Lieber Stefan Aust,

Dein 1985 veröffentlichtes Buch "Der Baader-Meinhof-Komplex" gilt als die Chronik der Rote-Armee-Fraktion. Wie kommt es, daß Du jetzt als Chefredakteur des Spiegels gegen den Chronisten Stefan Aust antrittst? Du läßt im Spiegel vom 19. 05. 97 Peter Homann "ein wahres deutsches Märchen" erzählen.

Peter Homann war dabei, damals, in dem jordanischen Palästinenserlager, wo wir uns für den "bewaffneten Kampf in den Metropolen" ausbilden lassen wollten. Aber er wollte den "Wahnsinn" der Gruppe nicht mitmachen, schreibt Homann jetzt im Spiegel. Bereits nach zehn Tagen lebte er getrennt von den anderen Deutschen, von uns: "Er hat nie wieder mit ihnen geredet."

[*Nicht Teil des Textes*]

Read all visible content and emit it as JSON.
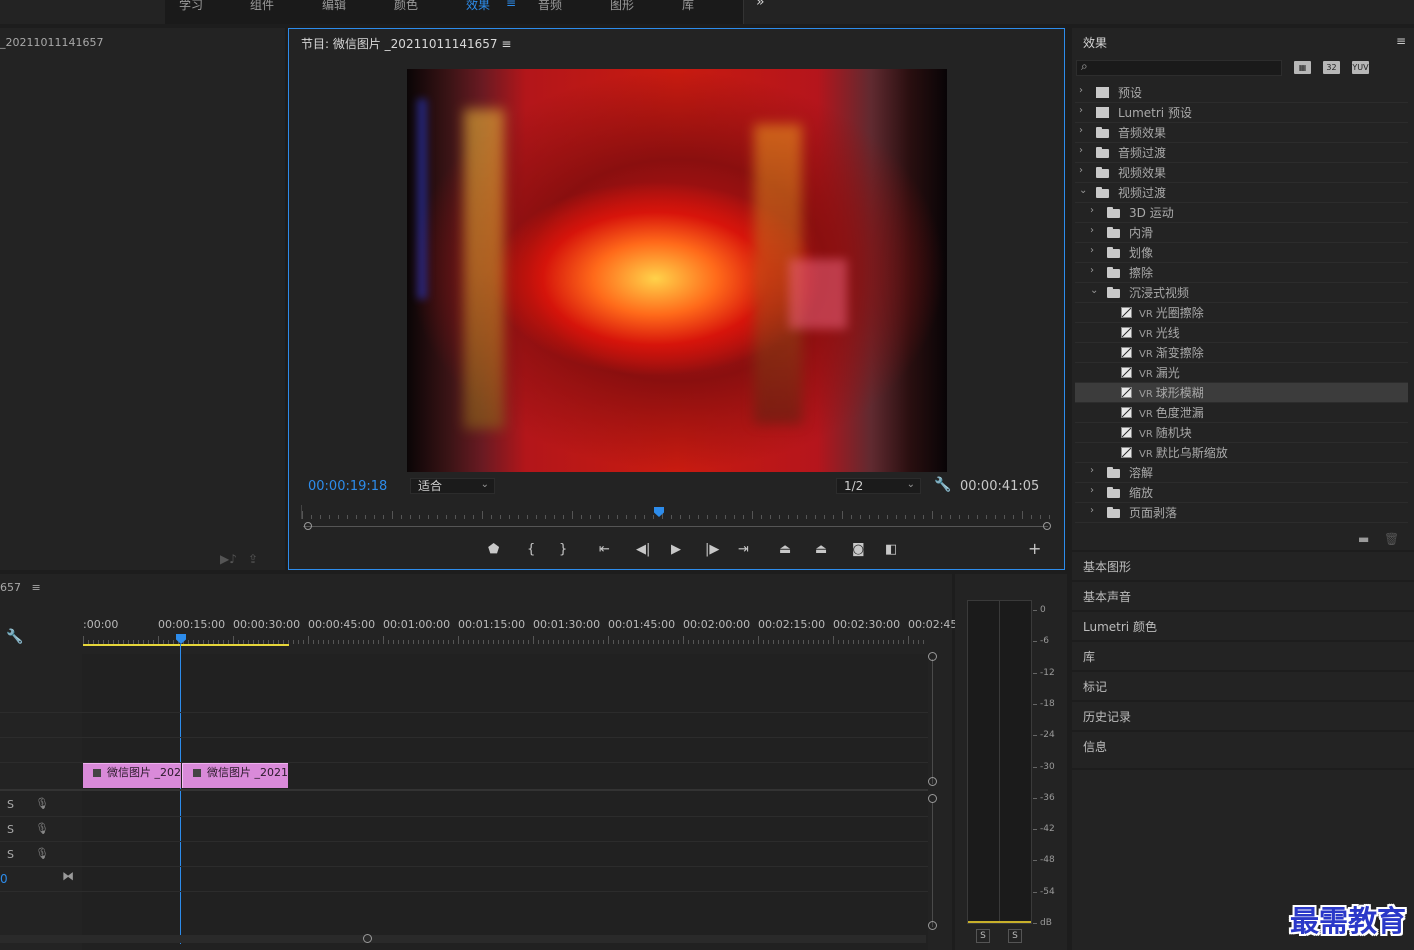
{
  "workspace_tabs": [
    "学习",
    "组件",
    "编辑",
    "颜色",
    "效果",
    "音频",
    "图形",
    "库"
  ],
  "active_workspace": "效果",
  "active_workspace_menu": "≡",
  "overflow_icon": "»",
  "source_panel": {
    "title": "_20211011141657"
  },
  "program": {
    "title": "节目: 微信图片 _20211011141657",
    "menu_icon": "≡",
    "current_time": "00:00:19:18",
    "fit_label": "适合",
    "resolution": "1/2",
    "duration": "00:00:41:05",
    "playhead_fraction": 0.48,
    "transport": [
      "add-marker",
      "mark-in",
      "mark-out",
      "go-to-in",
      "step-back",
      "play",
      "step-forward",
      "go-to-out",
      "lift",
      "extract",
      "export-frame",
      "comparison-view"
    ],
    "add_button": "+"
  },
  "effects": {
    "title": "效果",
    "menu_icon": "≡",
    "badges": [
      "32",
      "YUV"
    ],
    "tree": [
      {
        "label": "预设",
        "level": 0,
        "type": "preset",
        "open": false
      },
      {
        "label": "Lumetri 预设",
        "level": 0,
        "type": "preset",
        "open": false
      },
      {
        "label": "音频效果",
        "level": 0,
        "type": "folder",
        "open": false
      },
      {
        "label": "音频过渡",
        "level": 0,
        "type": "folder",
        "open": false
      },
      {
        "label": "视频效果",
        "level": 0,
        "type": "folder",
        "open": false
      },
      {
        "label": "视频过渡",
        "level": 0,
        "type": "folder",
        "open": true
      },
      {
        "label": "3D 运动",
        "level": 1,
        "type": "folder",
        "open": false
      },
      {
        "label": "内滑",
        "level": 1,
        "type": "folder",
        "open": false
      },
      {
        "label": "划像",
        "level": 1,
        "type": "folder",
        "open": false
      },
      {
        "label": "擦除",
        "level": 1,
        "type": "folder",
        "open": false
      },
      {
        "label": "沉浸式视频",
        "level": 1,
        "type": "folder",
        "open": true
      },
      {
        "label": "光圈擦除",
        "level": 2,
        "type": "vr"
      },
      {
        "label": "光线",
        "level": 2,
        "type": "vr"
      },
      {
        "label": "渐变擦除",
        "level": 2,
        "type": "vr"
      },
      {
        "label": "漏光",
        "level": 2,
        "type": "vr"
      },
      {
        "label": "球形模糊",
        "level": 2,
        "type": "vr",
        "selected": true
      },
      {
        "label": "色度泄漏",
        "level": 2,
        "type": "vr"
      },
      {
        "label": "随机块",
        "level": 2,
        "type": "vr"
      },
      {
        "label": "默比乌斯缩放",
        "level": 2,
        "type": "vr"
      },
      {
        "label": "溶解",
        "level": 1,
        "type": "folder",
        "open": false
      },
      {
        "label": "缩放",
        "level": 1,
        "type": "folder",
        "open": false
      },
      {
        "label": "页面剥落",
        "level": 1,
        "type": "folder",
        "open": false
      }
    ],
    "vr_prefix": "VR"
  },
  "collapsed_panels": [
    "基本图形",
    "基本声音",
    "Lumetri 颜色",
    "库",
    "标记",
    "历史记录",
    "信息"
  ],
  "timeline": {
    "title": "657",
    "menu_icon": "≡",
    "timecodes": [
      ":00:00",
      "00:00:15:00",
      "00:00:30:00",
      "00:00:45:00",
      "00:01:00:00",
      "00:01:15:00",
      "00:01:30:00",
      "00:01:45:00",
      "00:02:00:00",
      "00:02:15:00",
      "00:02:30:00",
      "00:02:45:"
    ],
    "clips": [
      "微信图片 _202",
      "微信图片 _2021"
    ],
    "audio_solo": [
      "S",
      "S",
      "S"
    ],
    "master_value": "0"
  },
  "meter": {
    "db_labels": [
      "0",
      "-6",
      "-12",
      "-18",
      "-24",
      "-30",
      "-36",
      "-42",
      "-48",
      "-54",
      "dB"
    ],
    "solo": [
      "S",
      "S"
    ]
  },
  "watermark": "最需教育",
  "colors": {
    "accent": "#2d8ceb",
    "clip": "#d98ad9",
    "in_out": "#e6d63a"
  }
}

Aber mit Dir. In Deinem Buch "trug der Wind Wortfetzen aus den Gesprächen der anderen herüber. Er [nämlich Peter Homann] hörte etwas von einem ,Volksprozeß' und von einem kurzen Prozeß, den Baader vorschlug, der als Schießunfall getarnt werden könnte." Doch das meiste ging "im Gekläff der Hunde" unter.

1997 im Spiegel ist aus dem "Wind" der "transjordanische Wüstenwind" geworden, und auch das Lied, das er dem "abseits" lebenden Homann erzählt, hat erheblich an Farbe gewonnen: Gleich ein "Volksgerichtshof" tagte unter Vorsitz Mahler, fällte das Todesurteil über Homann, und zur "Stärkung der Solidarität" sollten - ein Vorschlag Baaders - die Gruppenmitglieder den Angeklagten gemeinsam erschießen.

Woher weiß Homann das? Haben die Hunde da zufällig nicht gekläfft? Wurden Akten angelegt bei diesem "Volksgericht im Wüstensand"? Daß ein "Volksgerichtshof" - und der auch noch unter meiner Leitung - zusammengetreten wäre, um die Ermordung Peter Homanns zu beschließen, ist ein Homannsches Märchen. Es gab nichts, was wir ihm in einem Prozeß hätten vorwerfen können, da er keinen Verrat begangen hatte. Allerdings befürchteten wir, daß er es tun werde.